Advanced Computing in the Age of AI | Tuesday, June 25, 2024

Inference Chip Vendor Untether AI Brings in $125M In Oversubscribed Round B Funding 

Untether AI, which specializes in AI inferencing chips for neural networks, cloud infrastructure and more, recently sought $100 million in new Round B funding for its operations and growth. Instead, there was so much interest from investors that the round was oversubscribed by 25 percent – instead bringing in $125 million, the company said in a July 20 announcement.

The $125 million in new funding will be used to continue to develop its next-generation of chip and products, hire additional engineering talent and to expand the company’s customer experience team, Arun Iyengar, Untether AI’s CEO, told EnterpriseAI. The company plans to expand its employee count from 70 today to about 150 in the next six to nine months.

Arun Iyengar, Untether AI CEO

“It is a good validation,” Iyengar said of the oversubscribed funding round. “We have had a lot of good success, and this is a good way for the market to look at it and say, ‘you know what, this is a technology that is here to stay.’ Having people come in and say they will give you money and give you a little bit more than what you are looking for is a positive way of saying that.”

Untether AI’s main products are its 16nm runAI200 inferencing chip and its tsunAImi PCI Express accelerator card, which is powered by four runAI200 chips, providing 2 PetaOps of INT8 performance in a single card. This compute power translates into over 80,000 frames per second of ResNet-50 v 1.5 throughput at batch=1, which is three times the throughput of other products on the market, according to Untether AI. For natural language processing, tsunAImi accelerator cards can process over 12,000 queries per second of BERT-base.

The company bills its products as “at-memory compute chips,” which locate the memory and the processing power right next to each other on the chips, said Iyengar. That makes the communications between the memory and chip faster, while having lower latency and lower power consumption.

The runAI200 chips are 16nm chips made by TSMC, including the chips on the tsunAImi cards. Both are being sold to customers, according to the company.

The chips and cards can be used in a variety of industries and applications, including banking and financial services; natural language processing; autonomous vehicles; smart city and retail; and other applications that require high-throughput and low-latency AI acceleration.

The latest Round B funding round for Toronto, Canada-based Tether AI was led by an affiliate of Tracker Capital Management, LLC and co-led by Intel Capital, Intel Corporation’s global investment organization. The round also included participation from new investor Canada Pension Plan Investment Board and existing investor Radical Ventures. The company has raised about $150 million since it was founded in 2018.

Iyengar said his company’s focus in the inference market is the infrastructure portion of it, including edge and cloud infrastructure. For AI’s heavy computational requirements and increasing power consumption in data centers, Untether AI’s at-memory compute architecture is aimed at breaking through computational bottlenecks for increased compute efficiency, according to the company.

The focus of the company’s runAI200 inferencing chips is its memory bank, which is made up of 385KBs of SRAM with a 2D array of 512 processing elements.
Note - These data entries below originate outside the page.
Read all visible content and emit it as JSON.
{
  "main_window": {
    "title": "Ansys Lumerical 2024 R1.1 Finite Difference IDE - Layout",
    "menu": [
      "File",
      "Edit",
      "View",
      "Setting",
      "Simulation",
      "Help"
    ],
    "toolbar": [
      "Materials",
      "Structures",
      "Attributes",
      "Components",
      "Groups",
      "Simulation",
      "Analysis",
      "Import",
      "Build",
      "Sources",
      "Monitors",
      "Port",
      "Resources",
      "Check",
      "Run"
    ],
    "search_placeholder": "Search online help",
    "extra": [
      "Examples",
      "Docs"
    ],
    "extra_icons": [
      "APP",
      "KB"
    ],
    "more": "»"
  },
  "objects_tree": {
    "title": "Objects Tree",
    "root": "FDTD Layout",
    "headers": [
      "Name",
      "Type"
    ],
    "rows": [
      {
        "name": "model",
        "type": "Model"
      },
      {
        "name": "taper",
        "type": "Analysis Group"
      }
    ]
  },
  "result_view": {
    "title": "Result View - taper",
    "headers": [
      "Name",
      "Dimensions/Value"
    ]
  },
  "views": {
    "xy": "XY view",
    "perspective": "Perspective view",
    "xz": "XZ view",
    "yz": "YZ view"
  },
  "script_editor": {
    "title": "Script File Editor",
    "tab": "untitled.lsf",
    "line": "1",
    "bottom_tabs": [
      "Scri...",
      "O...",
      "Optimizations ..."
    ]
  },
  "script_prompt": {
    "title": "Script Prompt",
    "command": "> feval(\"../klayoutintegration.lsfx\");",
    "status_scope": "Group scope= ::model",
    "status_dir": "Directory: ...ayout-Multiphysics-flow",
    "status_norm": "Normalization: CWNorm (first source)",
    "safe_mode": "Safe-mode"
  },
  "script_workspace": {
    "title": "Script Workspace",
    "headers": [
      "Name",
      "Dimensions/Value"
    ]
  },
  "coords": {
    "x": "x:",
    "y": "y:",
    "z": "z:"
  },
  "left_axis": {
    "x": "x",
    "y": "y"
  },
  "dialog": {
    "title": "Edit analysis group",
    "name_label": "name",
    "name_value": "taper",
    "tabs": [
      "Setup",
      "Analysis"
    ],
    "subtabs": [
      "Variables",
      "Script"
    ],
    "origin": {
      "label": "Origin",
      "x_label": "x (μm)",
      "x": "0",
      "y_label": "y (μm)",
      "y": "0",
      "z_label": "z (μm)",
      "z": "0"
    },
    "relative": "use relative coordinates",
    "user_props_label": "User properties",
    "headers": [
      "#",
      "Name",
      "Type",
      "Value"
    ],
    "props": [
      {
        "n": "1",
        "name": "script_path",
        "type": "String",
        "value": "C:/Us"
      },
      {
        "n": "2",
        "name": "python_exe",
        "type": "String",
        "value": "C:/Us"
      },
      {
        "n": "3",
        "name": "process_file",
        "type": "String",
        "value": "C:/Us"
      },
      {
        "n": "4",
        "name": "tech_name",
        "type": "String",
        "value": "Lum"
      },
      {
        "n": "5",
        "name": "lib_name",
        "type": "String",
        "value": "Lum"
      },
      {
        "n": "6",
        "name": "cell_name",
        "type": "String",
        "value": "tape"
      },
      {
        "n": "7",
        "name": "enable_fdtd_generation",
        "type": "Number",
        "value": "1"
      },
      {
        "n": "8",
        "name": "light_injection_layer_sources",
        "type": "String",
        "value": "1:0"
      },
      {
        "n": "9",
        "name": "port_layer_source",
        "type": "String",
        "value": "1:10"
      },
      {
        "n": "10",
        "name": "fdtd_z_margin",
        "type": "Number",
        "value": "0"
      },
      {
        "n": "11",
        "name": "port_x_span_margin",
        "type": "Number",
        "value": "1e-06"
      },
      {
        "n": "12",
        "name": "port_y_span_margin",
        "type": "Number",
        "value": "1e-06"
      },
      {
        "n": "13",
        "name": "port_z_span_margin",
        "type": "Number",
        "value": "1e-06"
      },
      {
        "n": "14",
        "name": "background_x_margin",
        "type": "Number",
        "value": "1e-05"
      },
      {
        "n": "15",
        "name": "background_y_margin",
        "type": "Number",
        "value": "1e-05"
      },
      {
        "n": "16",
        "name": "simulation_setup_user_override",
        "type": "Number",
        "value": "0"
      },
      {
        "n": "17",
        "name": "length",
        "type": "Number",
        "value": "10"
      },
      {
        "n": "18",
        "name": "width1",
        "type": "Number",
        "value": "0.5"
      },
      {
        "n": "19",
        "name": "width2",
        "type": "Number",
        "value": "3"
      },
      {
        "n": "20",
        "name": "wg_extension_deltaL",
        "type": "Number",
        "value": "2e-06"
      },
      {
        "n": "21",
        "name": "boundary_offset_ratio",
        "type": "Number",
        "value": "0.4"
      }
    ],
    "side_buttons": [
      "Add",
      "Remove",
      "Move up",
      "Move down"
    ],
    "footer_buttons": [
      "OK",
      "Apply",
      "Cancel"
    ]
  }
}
With 511 banks per chip, each device offers 200MB of memory, enough to run many networks in a single chip. Customers can use the multi-chip partitioning capability in Tether AI’s imAIgine Software Development Kit to split larger networks apart so they can run on multiple devices, or even across multiple tsunAImi accelerator cards.
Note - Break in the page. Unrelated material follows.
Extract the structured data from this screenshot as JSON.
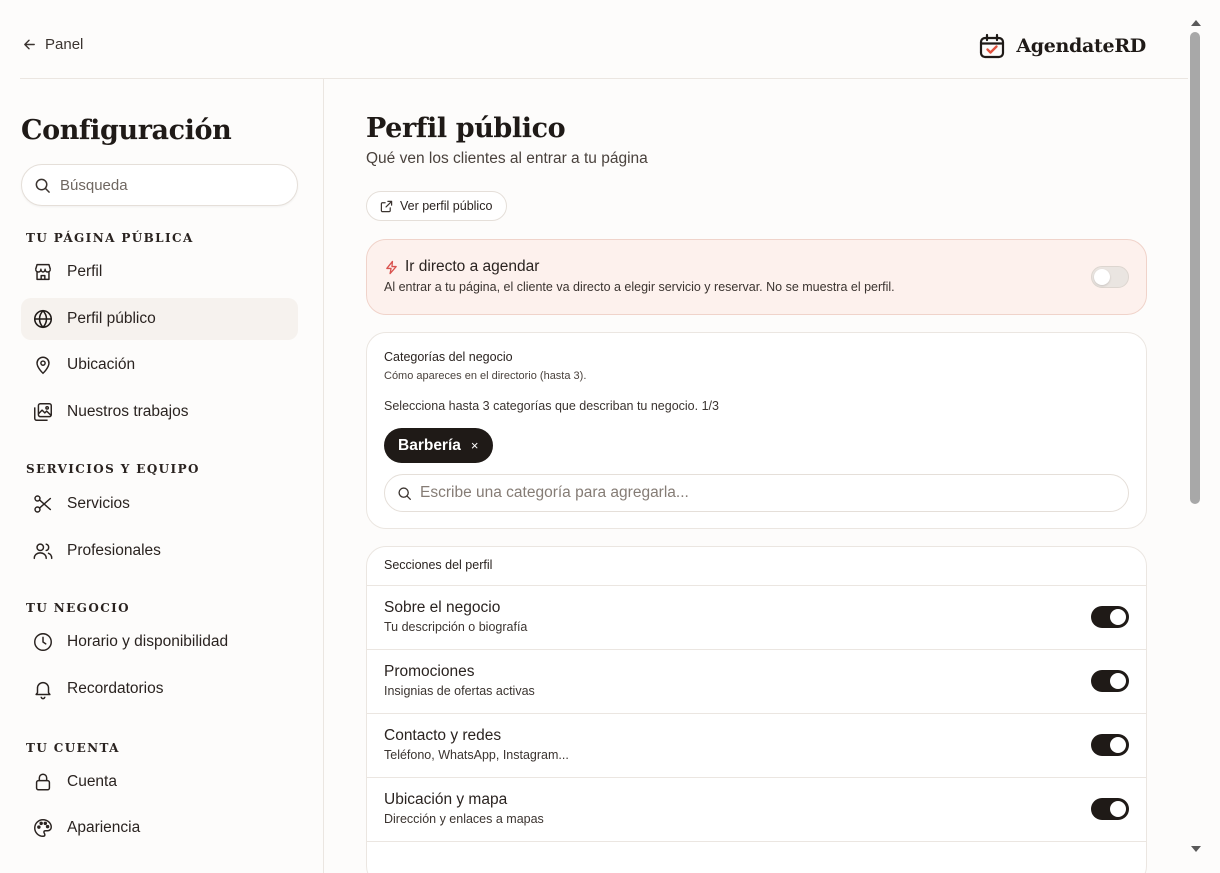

For inference acceleration uses, the runAI200 devices operate using integer data types and a batch mode of 1. The chips operate at up to 502 TOPS per second in their “sport” mode. They may also be configured for maximum efficiency, offering 8 TOPs per watt in “eco” mode, according to the vendor.

Analysts on Untether AI in the Marketplace

Linley Gwennap, analyst

Linley Gwennap, principal analyst with The Linley Group, told EnterpriseAI that Untether AI’s products “are showing advantages in terms of performance per watt and overall performance against Nvidia and against some of the other startups in the market.”

In the last few months, investors have been piling money into some of the larger names in the segment, including Graphcore and SambaNova Systems, but they are also “turning to some of these smaller, newer players like Untether AI and Tenstorrent that seem to be delivering what some of these the other guys are just promising,” said Gwennap.

On April 13 SambaNova Systems announced that it is getting another $676 million in new funding, which it says it will use to directly take on AI market leader Nvidia. With the latest large cash infusion, SambaNova says it now has total funding of more than $1 billion and a valuation above $5 billion.

AI and ML accelerator startup, Groq Inc., announced on April 14 the closing of a $300 million Series C fundraising round that had been rumored for more than a month. Co-led by Tiger Global Management and D1 Capital, with participation from The Spruce House Partnership and Addition, the cash brings Groq's total funding to $367 million, of which $300 million has been raised since the second-half of 2020, according to the company.

“To go into the data center, which is where Untether AI is going, you do need a lot of money, so this funding round is very important for them to be able to compete with some of these bigger, well-funded startups, as well as companies like Nvidia,” said Gwennap. “On the technology side, they do have a different twist on things by moving the AI computation next to the memory. They talked about at-memory computing, so their compute is right next to the memory, instead of having to shift data across the chip and across the board from the memory to some separate GPU or other compute device. They can get both enormous bandwidth and reduced power consumption by not having to send the data so far.”

Other companies have worked to solve these problems by throwing a bunch of compute units onto their chips, he said, but then they have found that the bottleneck just moved from the compute units to the memory side of the data.

“This is something that Untethered AI has been working on for a few years now, so I think they have kind of an advantage getting this at-memory architecture to market, versus some of these other companies that are just realizing now that hey you know we forgot to do the memory.”

Karl Freund, analyst

Another analyst, Karl Freund, principal at Cambrian AI Research, emphasized that the company's inference platform has excellent 500 TOPS performance. “That is incredible and should position them well if their software stack can deliver on the promise,” he said.

“It is becoming the norm that chip startups can develop a fast chip,” said Freund. “That is necessary, but insufficient for success. Development environments with a rich and open set of libraries that can squeeze out the performance for different models is hard. I look forward to learning more about Untethered AI’s software. This company is one to watch.”